Specifically, 48% of respondents identified rising tariffs and trade barriers as their top concern, followed by supply chain disruptions at 45% and geopolitical instability at 41%. Moreover, tariffs and trade barriers ranked as the priority issue regardless of company size, as respondents at companies with less than 250 employees, 251-500, 501-1,000, 1,001-50,000 and 50,000+ employees all cited it as the most significant issue they are currently facing.
“Evolving tariffs and trade policies are one of a number of complex issues requiring organizations to build more resilience into their supply chains through compliance, technology and strategic planning,” Jackson Wood, Director, Industry Strategy at Descartes, said in a release. “With the potential for the incoming U.S. administration to impose new and additional tariffs on a wide variety of goods and countries of origin, U.S. importers may need to significantly re-engineer their sourcing strategies to mitigate potentially higher costs.”

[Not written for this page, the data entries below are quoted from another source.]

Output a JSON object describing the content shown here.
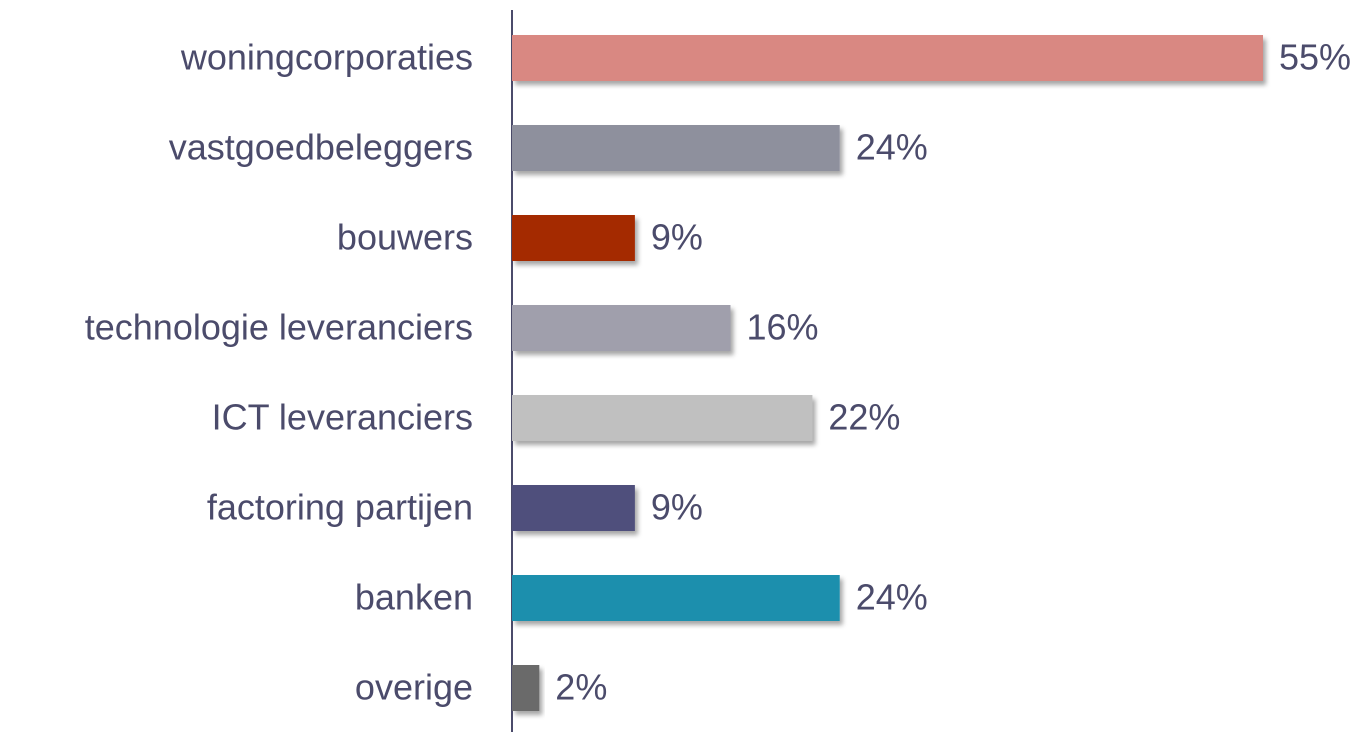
{
  "chart_data": {
    "type": "bar",
    "orientation": "horizontal",
    "categories": [
      "woningcorporaties",
      "vastgoedbeleggers",
      "bouwers",
      "technologie leveranciers",
      "ICT leveranciers",
      "factoring partijen",
      "banken",
      "overige"
    ],
    "values": [
      55,
      24,
      9,
      16,
      22,
      9,
      24,
      2
    ],
    "value_labels": [
      "55%",
      "24%",
      "9%",
      "16%",
      "22%",
      "9%",
      "24%",
      "2%"
    ],
    "colors": [
      "#d98882",
      "#8e909d",
      "#a42900",
      "#a09fac",
      "#c0c0c0",
      "#4f4f7b",
      "#1e8fad",
      "#6b6b6b"
    ]
  }
}
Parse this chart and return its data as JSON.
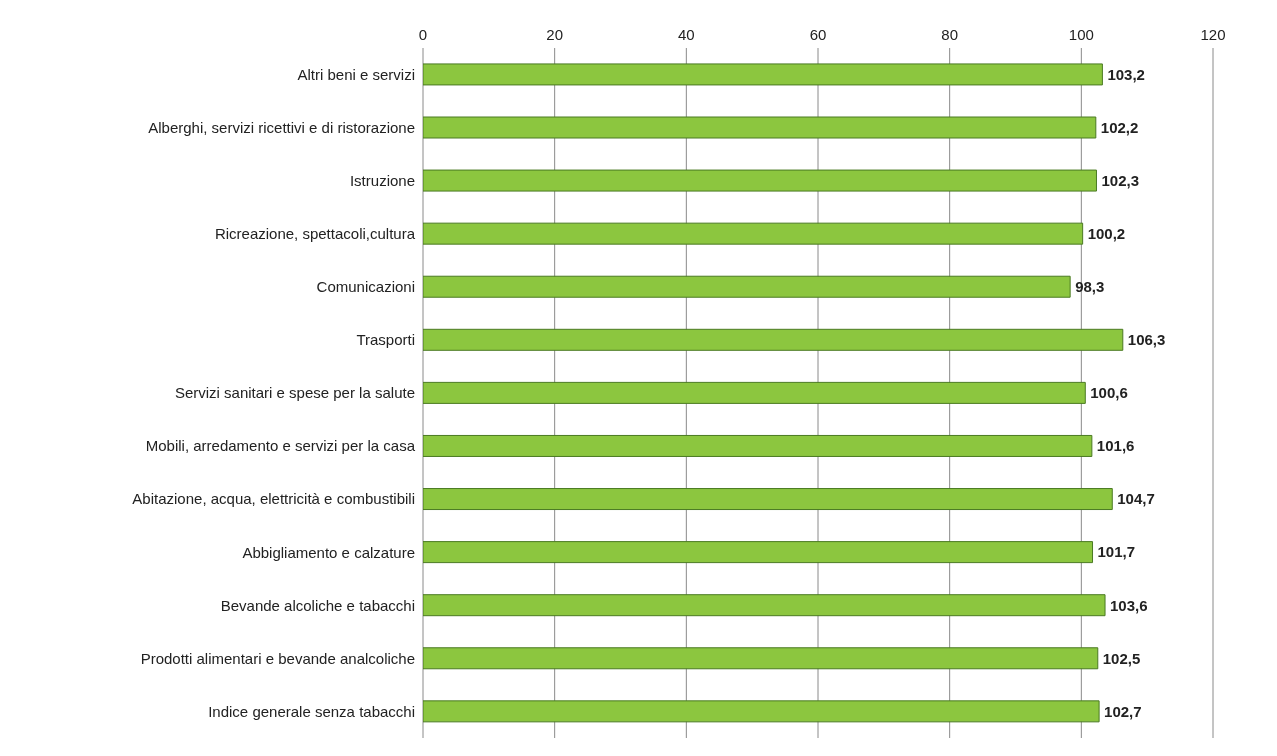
{
  "chart_data": {
    "type": "bar",
    "orientation": "horizontal",
    "categories": [
      "Altri beni e servizi",
      "Alberghi, servizi ricettivi e di ristorazione",
      "Istruzione",
      "Ricreazione, spettacoli,cultura",
      "Comunicazioni",
      "Trasporti",
      "Servizi sanitari e spese per la salute",
      "Mobili, arredamento e servizi per la casa",
      "Abitazione, acqua, elettricità e combustibili",
      "Abbigliamento e calzature",
      "Bevande alcoliche e tabacchi",
      "Prodotti alimentari e bevande analcoliche",
      "Indice generale senza tabacchi"
    ],
    "values": [
      103.2,
      102.2,
      102.3,
      100.2,
      98.3,
      106.3,
      100.6,
      101.6,
      104.7,
      101.7,
      103.6,
      102.5,
      102.7
    ],
    "value_labels": [
      "103,2",
      "102,2",
      "102,3",
      "100,2",
      "98,3",
      "106,3",
      "100,6",
      "101,6",
      "104,7",
      "101,7",
      "103,6",
      "102,5",
      "102,7"
    ],
    "color": "#8cc63f",
    "xlim": [
      0,
      120
    ],
    "xticks": [
      0,
      20,
      40,
      60,
      80,
      100,
      120
    ],
    "grid": "x",
    "legend": false
  }
}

Freight transportation providers and maritime port operators are bracing for rough business impacts if the incoming Trump Administration follows through on its pledge to impose a 25% tariff on Mexico and Canada and an additional 10% tariff on China, analysts say.

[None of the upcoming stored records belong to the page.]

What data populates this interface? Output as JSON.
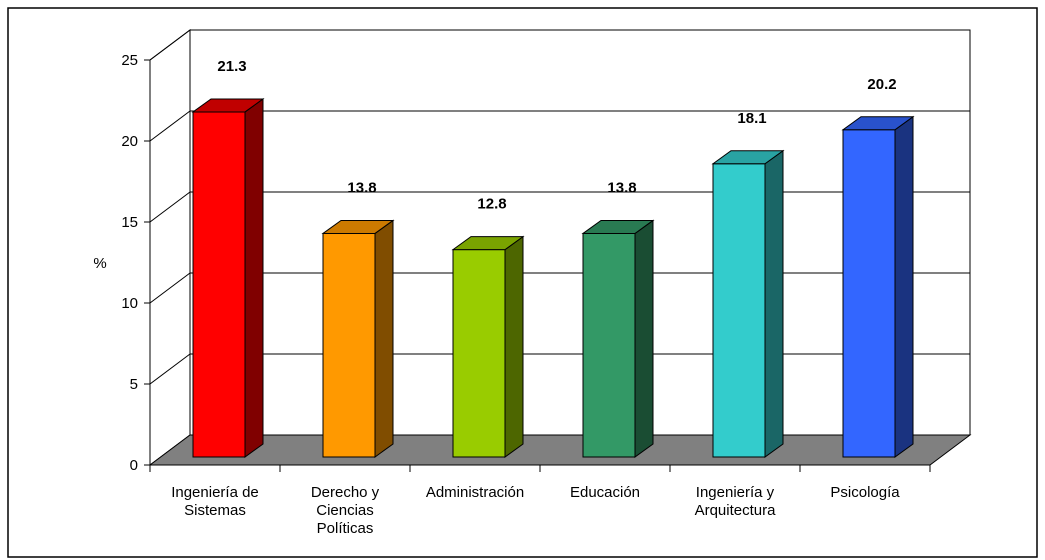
{
  "chart_data": {
    "type": "bar",
    "title": "",
    "xlabel": "",
    "ylabel": "%",
    "ylim": [
      0,
      25
    ],
    "yticks": [
      0,
      5,
      10,
      15,
      20,
      25
    ],
    "grid": true,
    "legend": "none",
    "categories": [
      [
        "Ingeniería de",
        "Sistemas"
      ],
      [
        "Derecho y",
        "Ciencias",
        "Políticas"
      ],
      [
        "Administración"
      ],
      [
        "Educación"
      ],
      [
        "Ingeniería y",
        "Arquitectura"
      ],
      [
        "Psicología"
      ]
    ],
    "values": [
      21.3,
      13.8,
      12.8,
      13.8,
      18.1,
      20.2
    ],
    "data_labels": [
      "21.3",
      "13.8",
      "12.8",
      "13.8",
      "18.1",
      "20.2"
    ],
    "colors": {
      "front": [
        "#ff0000",
        "#ff9900",
        "#99cc00",
        "#339966",
        "#33cccc",
        "#3366ff"
      ],
      "side": [
        "#800000",
        "#804d00",
        "#4d6600",
        "#1a4d33",
        "#1a6666",
        "#1a3380"
      ],
      "top": [
        "#c00000",
        "#cc7a00",
        "#7aa300",
        "#297a52",
        "#29a3a3",
        "#2952cc"
      ],
      "floor": "#808080",
      "grid": "#000000"
    }
  }
}
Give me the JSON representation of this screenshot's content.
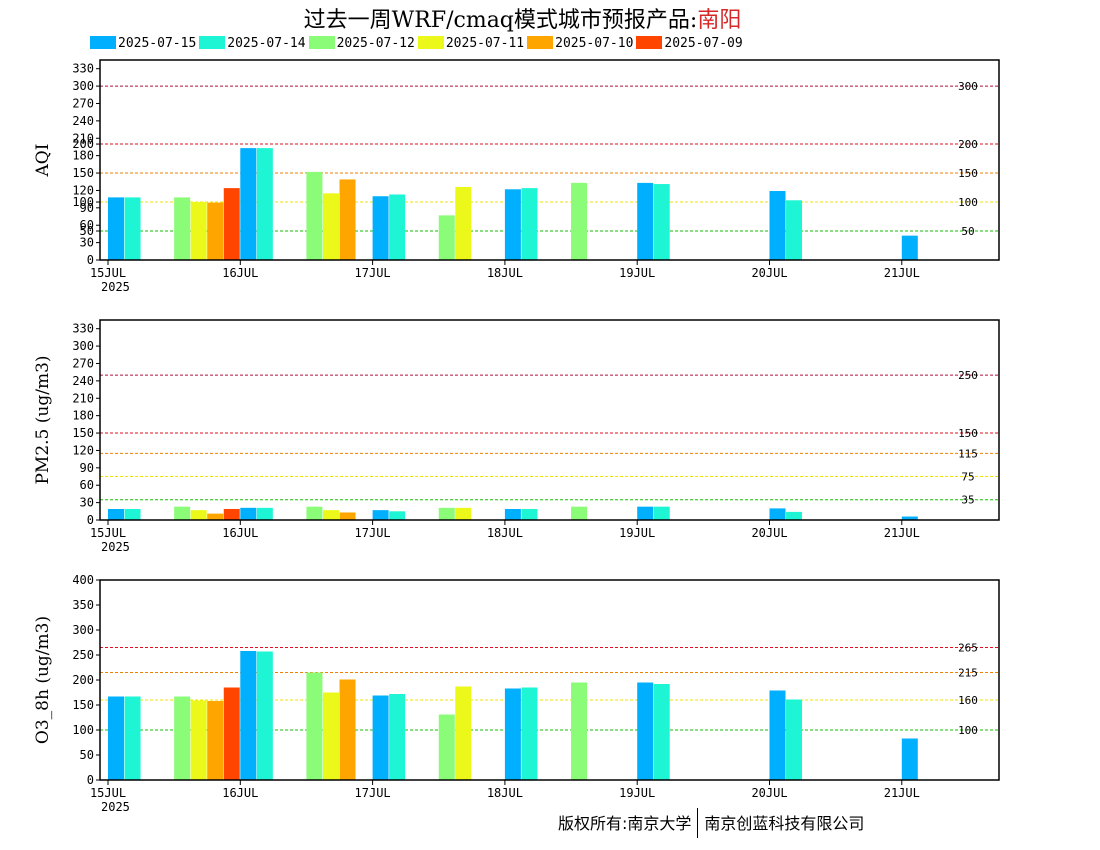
{
  "title_prefix": "过去一周WRF/cmaq模式城市预报产品:",
  "title_city": "南阳",
  "colors": {
    "city": "#d62828"
  },
  "legend": [
    {
      "label": "2025-07-15",
      "color": "#00b0ff"
    },
    {
      "label": "2025-07-14",
      "color": "#1ef5d4"
    },
    {
      "label": "2025-07-12",
      "color": "#8afc78"
    },
    {
      "label": "2025-07-11",
      "color": "#ecf81a"
    },
    {
      "label": "2025-07-10",
      "color": "#ffa500"
    },
    {
      "label": "2025-07-09",
      "color": "#ff4500"
    }
  ],
  "footer": {
    "left": "版权所有:南京大学",
    "right": "南京创蓝科技有限公司"
  },
  "chart_data": [
    {
      "type": "bar",
      "ylabel": "AQI",
      "x_ticks": [
        "15JUL",
        "16JUL",
        "17JUL",
        "18JUL",
        "19JUL",
        "20JUL",
        "21JUL"
      ],
      "x_sublabel": "2025",
      "ylim": [
        0,
        345
      ],
      "yticks": [
        0,
        30,
        50,
        60,
        90,
        100,
        120,
        150,
        180,
        200,
        210,
        240,
        270,
        300,
        330
      ],
      "thresholds": [
        {
          "value": 300,
          "label": "300",
          "color": "#b0103c"
        },
        {
          "value": 200,
          "label": "200",
          "color": "#e01020"
        },
        {
          "value": 150,
          "label": "150",
          "color": "#f08000"
        },
        {
          "value": 100,
          "label": "100",
          "color": "#f2e200"
        },
        {
          "value": 50,
          "label": "50",
          "color": "#16c000"
        }
      ],
      "series": [
        {
          "name": "2025-07-15",
          "color": "#00b0ff",
          "x": [
            0.0,
            1.0,
            2.0,
            3.0,
            4.0,
            5.0,
            6.0
          ],
          "values": [
            108,
            193,
            110,
            122,
            133,
            119,
            42
          ]
        },
        {
          "name": "2025-07-14",
          "color": "#1ef5d4",
          "x": [
            0.125,
            1.125,
            2.125,
            3.125,
            4.125,
            5.125
          ],
          "values": [
            108,
            193,
            113,
            124,
            131,
            103
          ]
        },
        {
          "name": "2025-07-12",
          "color": "#8afc78",
          "x": [
            0.5,
            1.5,
            2.5,
            3.5
          ],
          "values": [
            108,
            152,
            77,
            133
          ]
        },
        {
          "name": "2025-07-11",
          "color": "#ecf81a",
          "x": [
            0.625,
            1.625,
            2.625
          ],
          "values": [
            100,
            115,
            126
          ]
        },
        {
          "name": "2025-07-10",
          "color": "#ffa500",
          "x": [
            0.75,
            1.75
          ],
          "values": [
            99,
            139
          ]
        },
        {
          "name": "2025-07-09",
          "color": "#ff4500",
          "x": [
            0.875
          ],
          "values": [
            124
          ]
        }
      ]
    },
    {
      "type": "bar",
      "ylabel": "PM2.5 (ug/m3)",
      "x_ticks": [
        "15JUL",
        "16JUL",
        "17JUL",
        "18JUL",
        "19JUL",
        "20JUL",
        "21JUL"
      ],
      "x_sublabel": "2025",
      "ylim": [
        0,
        345
      ],
      "yticks": [
        0,
        30,
        60,
        90,
        120,
        150,
        180,
        210,
        240,
        270,
        300,
        330
      ],
      "thresholds": [
        {
          "value": 250,
          "label": "250",
          "color": "#b0103c"
        },
        {
          "value": 150,
          "label": "150",
          "color": "#e01020"
        },
        {
          "value": 115,
          "label": "115",
          "color": "#f08000"
        },
        {
          "value": 75,
          "label": "75",
          "color": "#f2e200"
        },
        {
          "value": 35,
          "label": "35",
          "color": "#16c000"
        }
      ],
      "series": [
        {
          "name": "2025-07-15",
          "color": "#00b0ff",
          "x": [
            0.0,
            1.0,
            2.0,
            3.0,
            4.0,
            5.0,
            6.0
          ],
          "values": [
            19,
            21,
            17,
            19,
            23,
            20,
            6
          ]
        },
        {
          "name": "2025-07-14",
          "color": "#1ef5d4",
          "x": [
            0.125,
            1.125,
            2.125,
            3.125,
            4.125,
            5.125
          ],
          "values": [
            19,
            21,
            15,
            19,
            23,
            14
          ]
        },
        {
          "name": "2025-07-12",
          "color": "#8afc78",
          "x": [
            0.5,
            1.5,
            2.5,
            3.5
          ],
          "values": [
            23,
            23,
            21,
            23
          ]
        },
        {
          "name": "2025-07-11",
          "color": "#ecf81a",
          "x": [
            0.625,
            1.625,
            2.625
          ],
          "values": [
            17,
            17,
            21
          ]
        },
        {
          "name": "2025-07-10",
          "color": "#ffa500",
          "x": [
            0.75,
            1.75
          ],
          "values": [
            11,
            13
          ]
        },
        {
          "name": "2025-07-09",
          "color": "#ff4500",
          "x": [
            0.875
          ],
          "values": [
            19
          ]
        }
      ]
    },
    {
      "type": "bar",
      "ylabel": "O3_8h (ug/m3)",
      "x_ticks": [
        "15JUL",
        "16JUL",
        "17JUL",
        "18JUL",
        "19JUL",
        "20JUL",
        "21JUL"
      ],
      "x_sublabel": "2025",
      "ylim": [
        0,
        400
      ],
      "yticks": [
        0,
        50,
        100,
        150,
        200,
        250,
        300,
        350,
        400
      ],
      "thresholds": [
        {
          "value": 265,
          "label": "265",
          "color": "#e01020"
        },
        {
          "value": 215,
          "label": "215",
          "color": "#f08000"
        },
        {
          "value": 160,
          "label": "160",
          "color": "#f2e200"
        },
        {
          "value": 100,
          "label": "100",
          "color": "#16c000"
        }
      ],
      "series": [
        {
          "name": "2025-07-15",
          "color": "#00b0ff",
          "x": [
            0.0,
            1.0,
            2.0,
            3.0,
            4.0,
            5.0,
            6.0
          ],
          "values": [
            167,
            258,
            169,
            183,
            195,
            179,
            83
          ]
        },
        {
          "name": "2025-07-14",
          "color": "#1ef5d4",
          "x": [
            0.125,
            1.125,
            2.125,
            3.125,
            4.125,
            5.125
          ],
          "values": [
            167,
            257,
            172,
            185,
            192,
            161
          ]
        },
        {
          "name": "2025-07-12",
          "color": "#8afc78",
          "x": [
            0.5,
            1.5,
            2.5,
            3.5
          ],
          "values": [
            167,
            215,
            131,
            195
          ]
        },
        {
          "name": "2025-07-11",
          "color": "#ecf81a",
          "x": [
            0.625,
            1.625,
            2.625
          ],
          "values": [
            159,
            175,
            187
          ]
        },
        {
          "name": "2025-07-10",
          "color": "#ffa500",
          "x": [
            0.75,
            1.75
          ],
          "values": [
            158,
            201
          ]
        },
        {
          "name": "2025-07-09",
          "color": "#ff4500",
          "x": [
            0.875
          ],
          "values": [
            185
          ]
        }
      ]
    }
  ]
}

Industry contacts say they fear that such heavy fees could prompt importers to “pull forward” a massive surge of goods before the new administration is seated on January 20, and then quickly cut back again once the hefty new fees are instituted, according to a report from TD Cowen.
As a measure of the potential economic impact of that uncertain scenario, transport company stocks were mostly trading down yesterday following Donald Trump’s social media post on Monday night announcing the proposed new policy, TD Cowen said in a note to investors.

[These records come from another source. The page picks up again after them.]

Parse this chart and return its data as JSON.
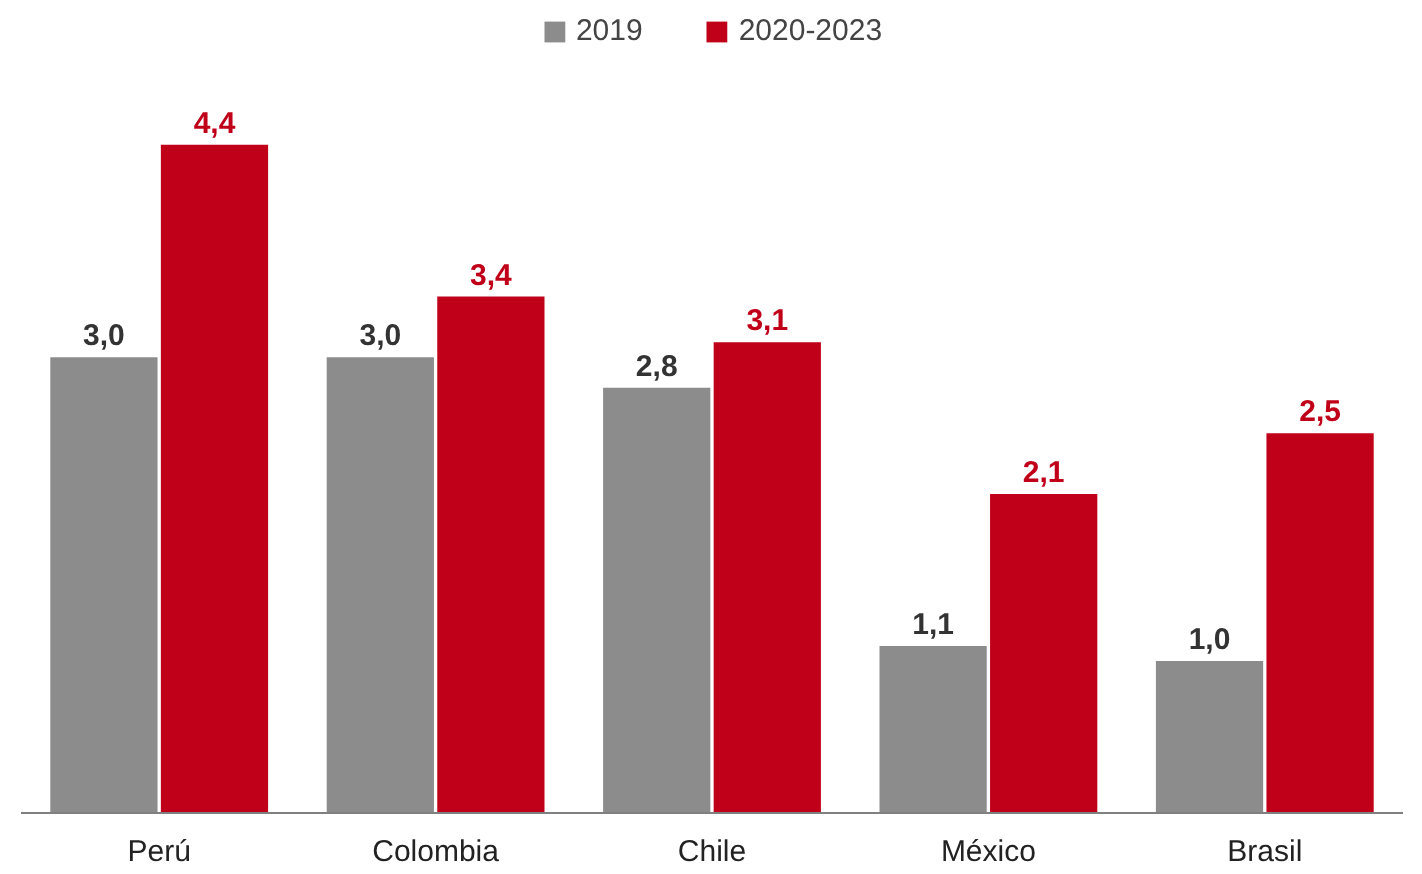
{
  "chart_data": {
    "type": "bar",
    "categories": [
      "Perú",
      "Colombia",
      "Chile",
      "México",
      "Brasil"
    ],
    "series": [
      {
        "name": "2019",
        "color": "#8c8c8c",
        "values": [
          3.0,
          3.0,
          2.8,
          1.1,
          1.0
        ],
        "value_labels": [
          "3,0",
          "3,0",
          "2,8",
          "1,1",
          "1,0"
        ]
      },
      {
        "name": "2020-2023",
        "color": "#c00018",
        "values": [
          4.4,
          3.4,
          3.1,
          2.1,
          2.5
        ],
        "value_labels": [
          "4,4",
          "3,4",
          "3,1",
          "2,1",
          "2,5"
        ]
      }
    ],
    "legend": "top",
    "grid": false,
    "tick_labels": "x"
  }
}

But an alternative impact of the tariff jump could be that it doesn’t happen at all, but is merely a threat intended to force other nations to the table to strike new deals on trade, immigration, or drug smuggling. “Trump is perfectly comfortable being a policy paradox and pushing competing policies (and people); this ‘chaos premium’ only increases his leverage in negotiations,” the firm said.
However, if that truly is the new administration’s strategy, it could backfire by sparking a tit-for-tat trade war that includes retaliatory tariffs by other countries on U.S. exports, other analysts said. “The additional tariffs on China that the incoming US administration plans to impose will add to restrictions on China-made products, driving up their prices and fueling an already-under-way surge in efforts to beat the tariffs by importing products before the inauguration,” Andrei Quinn-Barabanov, Senior Director – Supplier Risk Management solutions at Moody’s, said in a statement. “The Mexico and Canada tariffs may be an invitation to negotiations with the U.S. on immigration and other issues. If implemented, they would also be challenging to maintain, because the two nations can threaten the U.S. with significant retaliation and because of a likely pressure from the American business community that would be greatly affected by the costs and supply chain obstacles resulting from the tariffs.”
New tariffs could also damage sensitive supply chains by triggering unintended consequences, according to a report by Matt Lekstutis, Director at Efficio, a global procurement and supply chain procurement consultancy. “While ultimate tariff policy will likely be implemented to achieve specific US re-industrialization and other political objectives, the responses of various nations, companies and trading partners is not easily predicted and companies that even have little or no exposure to Mexico, China or Canada could be impacted. New tariffs may disrupt supply chains dependent on just in time deliveries as they adjust to new trade flows. This could affect all industries dependent on distribution and logistics providers and result in supply shortages,” Lekstutis said.